# Move review sentiment analysis with Keras

Author: Mateusz Pabian

The Rotten Tomatoes movie review dataset is a corpus of movie reviews used for sentiment analysis. The aim of this task is to label phrases on a scale of five values: negative, somewhat negative, neutral, somewhat positive, positive. Obstacles like sentence negation, sarcasm, language ambiguity, and many others make this task very challenging with the best Kaggle public leaderboard score of 76.53% accuracy.

### Import external libraries

In [2]:
import numpy as np
import pandas as pd

from keras.models import Sequential
from keras.layers import Embedding, Dense, LSTM
from keras.preprocessing.text import Tokenizer
from keras.preprocessing.sequence import pad_sequences

### Read Rotten Tomatoes data

In [3]:
# Load data using Pandas DataFrame API
train = pd.read_csv('train.tsv', sep='\t', header = 0)
test = pd.read_csv('test.tsv', sep='\t', header = 0)

### Word embeddings

A word embedding is a class of approaches for representing words and documents using a dense vector representation. Words are represented by dense vectors where a vector represents the projection of the word into a continuous vector space. The position of a word within the vector space is learned from text and is based on the words that surround the word when it is used.

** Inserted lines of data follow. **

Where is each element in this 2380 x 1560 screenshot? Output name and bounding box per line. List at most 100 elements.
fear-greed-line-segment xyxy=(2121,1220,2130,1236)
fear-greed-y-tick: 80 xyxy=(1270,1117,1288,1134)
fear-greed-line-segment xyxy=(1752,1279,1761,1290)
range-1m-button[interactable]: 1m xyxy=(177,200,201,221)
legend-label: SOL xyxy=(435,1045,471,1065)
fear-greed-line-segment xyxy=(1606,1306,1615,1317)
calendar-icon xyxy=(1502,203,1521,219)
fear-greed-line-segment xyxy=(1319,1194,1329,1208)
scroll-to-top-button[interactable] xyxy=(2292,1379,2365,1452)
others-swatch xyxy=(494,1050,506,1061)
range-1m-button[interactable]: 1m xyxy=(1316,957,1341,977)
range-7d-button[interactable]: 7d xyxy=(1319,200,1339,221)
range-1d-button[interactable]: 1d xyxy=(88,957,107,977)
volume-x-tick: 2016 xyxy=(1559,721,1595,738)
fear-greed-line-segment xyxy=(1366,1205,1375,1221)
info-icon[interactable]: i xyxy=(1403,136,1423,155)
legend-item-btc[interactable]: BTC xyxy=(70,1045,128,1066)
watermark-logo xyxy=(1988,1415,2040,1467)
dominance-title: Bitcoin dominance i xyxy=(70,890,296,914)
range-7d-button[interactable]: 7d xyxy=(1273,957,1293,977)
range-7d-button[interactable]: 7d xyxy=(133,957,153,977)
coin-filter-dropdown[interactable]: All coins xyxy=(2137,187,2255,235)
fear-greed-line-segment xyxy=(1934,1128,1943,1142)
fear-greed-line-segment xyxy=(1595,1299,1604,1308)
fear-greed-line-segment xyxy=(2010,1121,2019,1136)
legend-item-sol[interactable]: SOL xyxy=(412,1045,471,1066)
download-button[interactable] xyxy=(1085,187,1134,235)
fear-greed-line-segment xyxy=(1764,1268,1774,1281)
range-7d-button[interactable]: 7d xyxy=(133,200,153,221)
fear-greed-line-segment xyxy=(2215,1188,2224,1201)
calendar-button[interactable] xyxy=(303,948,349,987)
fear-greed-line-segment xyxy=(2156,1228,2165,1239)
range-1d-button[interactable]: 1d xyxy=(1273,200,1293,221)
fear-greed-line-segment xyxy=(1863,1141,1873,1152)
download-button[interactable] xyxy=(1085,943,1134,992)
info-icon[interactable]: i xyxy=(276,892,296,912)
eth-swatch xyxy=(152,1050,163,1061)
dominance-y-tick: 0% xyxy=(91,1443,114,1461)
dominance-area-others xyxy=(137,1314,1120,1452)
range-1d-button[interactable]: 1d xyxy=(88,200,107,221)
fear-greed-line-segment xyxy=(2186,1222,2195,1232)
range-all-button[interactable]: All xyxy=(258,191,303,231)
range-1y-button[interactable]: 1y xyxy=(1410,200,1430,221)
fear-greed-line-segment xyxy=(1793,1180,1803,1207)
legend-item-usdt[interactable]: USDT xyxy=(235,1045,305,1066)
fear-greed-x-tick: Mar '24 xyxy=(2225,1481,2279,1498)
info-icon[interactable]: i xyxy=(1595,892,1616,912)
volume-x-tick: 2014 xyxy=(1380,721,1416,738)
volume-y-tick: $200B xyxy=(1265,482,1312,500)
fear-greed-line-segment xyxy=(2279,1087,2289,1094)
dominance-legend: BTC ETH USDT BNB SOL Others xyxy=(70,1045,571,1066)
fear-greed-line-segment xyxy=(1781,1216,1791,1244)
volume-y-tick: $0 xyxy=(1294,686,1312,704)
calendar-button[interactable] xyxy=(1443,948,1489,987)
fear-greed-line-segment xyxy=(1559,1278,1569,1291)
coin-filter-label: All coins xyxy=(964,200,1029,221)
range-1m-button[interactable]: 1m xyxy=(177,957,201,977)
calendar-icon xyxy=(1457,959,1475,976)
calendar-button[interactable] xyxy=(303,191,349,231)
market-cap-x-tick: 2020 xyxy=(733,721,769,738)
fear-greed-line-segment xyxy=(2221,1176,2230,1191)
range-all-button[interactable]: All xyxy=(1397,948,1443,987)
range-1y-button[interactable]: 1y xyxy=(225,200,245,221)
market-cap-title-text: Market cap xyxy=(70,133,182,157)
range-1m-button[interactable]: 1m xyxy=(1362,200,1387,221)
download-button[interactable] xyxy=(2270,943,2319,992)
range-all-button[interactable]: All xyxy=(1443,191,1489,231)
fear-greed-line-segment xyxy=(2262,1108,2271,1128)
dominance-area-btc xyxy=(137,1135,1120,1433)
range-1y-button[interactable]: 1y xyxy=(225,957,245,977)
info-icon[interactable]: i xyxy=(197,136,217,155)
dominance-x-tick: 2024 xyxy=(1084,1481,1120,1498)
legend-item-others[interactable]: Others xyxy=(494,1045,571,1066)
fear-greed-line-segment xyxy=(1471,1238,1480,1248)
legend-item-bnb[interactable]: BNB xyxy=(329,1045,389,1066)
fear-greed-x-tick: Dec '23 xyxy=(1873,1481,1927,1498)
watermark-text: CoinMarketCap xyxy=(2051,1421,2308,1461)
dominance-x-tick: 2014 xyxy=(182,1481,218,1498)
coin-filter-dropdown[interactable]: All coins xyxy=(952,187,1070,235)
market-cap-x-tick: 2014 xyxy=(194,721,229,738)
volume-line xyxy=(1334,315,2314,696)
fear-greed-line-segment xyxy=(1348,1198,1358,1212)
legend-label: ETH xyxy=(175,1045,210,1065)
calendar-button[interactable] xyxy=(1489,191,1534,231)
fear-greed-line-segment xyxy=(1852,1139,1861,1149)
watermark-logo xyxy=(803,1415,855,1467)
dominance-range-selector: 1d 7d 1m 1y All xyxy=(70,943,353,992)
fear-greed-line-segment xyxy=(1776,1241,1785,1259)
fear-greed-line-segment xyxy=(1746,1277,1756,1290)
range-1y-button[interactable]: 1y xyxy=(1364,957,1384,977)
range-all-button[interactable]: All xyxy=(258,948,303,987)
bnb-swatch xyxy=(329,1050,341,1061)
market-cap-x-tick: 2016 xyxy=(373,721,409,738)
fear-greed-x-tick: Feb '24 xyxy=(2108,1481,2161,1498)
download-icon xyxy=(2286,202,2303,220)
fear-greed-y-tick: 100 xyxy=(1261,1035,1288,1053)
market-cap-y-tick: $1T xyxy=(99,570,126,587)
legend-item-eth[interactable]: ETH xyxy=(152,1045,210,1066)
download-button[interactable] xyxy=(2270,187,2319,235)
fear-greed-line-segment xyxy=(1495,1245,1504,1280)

Word embeddings is a popular model used in natural language processing, usually as features for deep learning of recurrent neural networks.

In [4]:
words_used = 2000

# tokenize reviews
tokenizer = Tokenizer(num_words = words_used, split=' ')
tokenizer.fit_on_texts(train['Phrase'].values)

# obtain numerical representation of sentences
train_data = tokenizer.texts_to_sequences(train['Phrase'].values)
test_data = tokenizer.texts_to_sequences(test['Phrase'].values)

# reshape data
train_data_re = pad_sequences(train_data)
test_data_re = pad_sequences(test_data)

# obtain one-hot encoding of class labels
labels = pd.get_dummies(train['Sentiment']).values

### Define network architecture

LSTM is a recurrent neural network architecture commonly used for time series analysis. 

It is designed to handle both short- and long-term dependencies in the signal due to it's memory units.

In [5]:
model = Sequential()
model.add(Embedding(words_used, 64, input_length=46))
model.add(LSTM(128, dropout=0.2, recurrent_dropout=0.2))
model.add(Dense(5, activation='softmax'))

model.compile(loss='categorical_crossentropy', optimizer='rmsprop', metrics=['accuracy'])

model.summary()

_________________________________________________________________
Layer (type)                 Output Shape              Param #   
embedding_1 (Embedding)      (None, 46, 64)            128000    
_________________________________________________________________
lstm_1 (LSTM)                (None, 128)               98816     
_________________________________________________________________
dense_1 (Dense)              (None, 5)                 645       
Total params: 227,461
Trainable params: 227,461
Non-trainable params: 0
_________________________________________________________________


### Train model

In [6]:
model.fit(train_data_re, labels, epochs=4, batch_size=128, verbose=1)

Epoch 1/4
Epoch 2/4
Epoch 3/4
Epoch 4/4


<keras.callbacks.History at 0x159fdef0>

### Discussion

As mentioned in the introduction to this assignment, Rotten Tomatoes review sentiment challenge is a difficult task with best results on Kaggle measured in the mid-70%. It is difficult to evaluate model performance because test dataset labels are not available. It is important to note that due to length of time required to train each epoch (over 300 seconds), no network fine-tuning was performed. It seems that a use of GPU or distributed computing is necessary for the task at hand.